Who Would Jesus Incarcerate for Life?

While the “traditional teaching of the Church does not exclude, presupposing full ascertainment of the identity and responsibility of the offender, recourse to the death penalty, when this is the only practicable way to defend the lives of human beings effectively against the aggressor,” it is also Church teaching that if “‘bloodless means are sufficient to defend against the aggressor and to protect the safety of persons, public authority should limit itself to such means, because they better correspond to the concrete conditions of the common good and are more in conformity to the dignity of the human person.’” [1] What’s more, under modern conditions, “‘given the means at the State's disposal to effectively repress crime by rendering inoffensive the one who has committed it, without depriving him definitively of the possibility of redeeming himself,’” cases where the death penalty is necessary are, as St. John Paul II observed, “‘“very rare, if not practically non-existent.”’” (Catechism of the Catholic Church (CCC) §2267)

by Jeffrey Bruno
All of this is well known Catholic doctrine. It is, therefore, not surprising that Pope Francis has recently called for an end to capital punishment. [2] It would have been astonishing if he said anything else. What might raise some eyebrows, however, is that he also called for the abolition of life sentences, which hitherto has been offered as the suggested replacement for the death penalty.
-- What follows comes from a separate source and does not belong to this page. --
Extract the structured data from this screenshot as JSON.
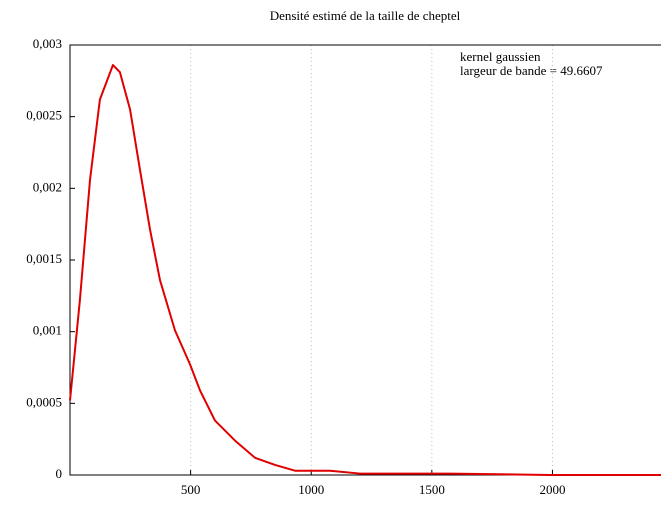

Indeed, one might easily have thought that it is the modern world’s capability of humanely imposing life sentences that has rendered the death penalty obsolete. But a close look at the Church’s teaching on criminal punishment provides insight into what the Holy Father said.

First of all, the principle purpose of criminal punishment “is to redress the disorder caused by the offense.” (CCC §2266) Of course, in the case of murder, which is the crime for which life in prison is most often advocated, complete redress is not possible; nothing the State can do to the offender can bring the murdered person back to life again. Moreover, it is clear that there can be no replacement for a person. Economic compensation, even toward support of a murder victim’s dependents, can never match a human person’s infinite value. A prison sentence of any kind does nothing to overcome the impossibility of redress for a murder, even if the sentence is for the life of the offender.

by Bart Everson
A second consideration is the preservation of public order and the safety of persons. (CCC §2266) General deterrence of crime is what must be looked at here. Superficially, it might seem as though general deterrence would be best served by the harshest penalties possible. But criminological research has shown “that enhancing the certainty of punishment produces a stronger deterrent effect than increasing the severity of punishment.” [3]  The truth is, existing “evidence does not support any significant public safety benefit of the practice of increasing the severity of sentences by imposing longer prison terms. In fact, research findings imply that increasingly lengthy prison terms are counterproductive.” There is simply no reason to believe that life sentences are necessary to maintain public safety, and there is, indeed, reason to believe that they are not so.

Finally, criminal punishment should have a kind of medicinal value: “as far as possible it should contribute to the correction of the offender.” (CCC §2266) But, as the Holy Father has pointed out, “Life imprisonment is a hidden death penalty.” An offender cannot reform if he is executed, nor can he do so if he is rendered effectively dead to society by a sentence of life imprisonment. Even if the offender undergoes a complete change of heart while incarcerated, there is no way for him to effectuate any internal reform if his continued incarceration is a certainty. Note that what Pope Francis is objecting to is not the separation of a dangerous person from the rest of society as long as he is dangerous, but sentences that foreclose the possibility of reform from the onset. Where there is no hope of parole, there is less incentive for reform, and an essential purpose of criminal punishment, according to Catholic teaching, is hindered, and effectively removed.

As always, Pope Francis’s seemingly radical statement is simply a reflection of Catholic doctrine and the tradition of the Church. The benefit of the media attention the Pope receives is that orthodox Catholic teaching is deemed newsworthy.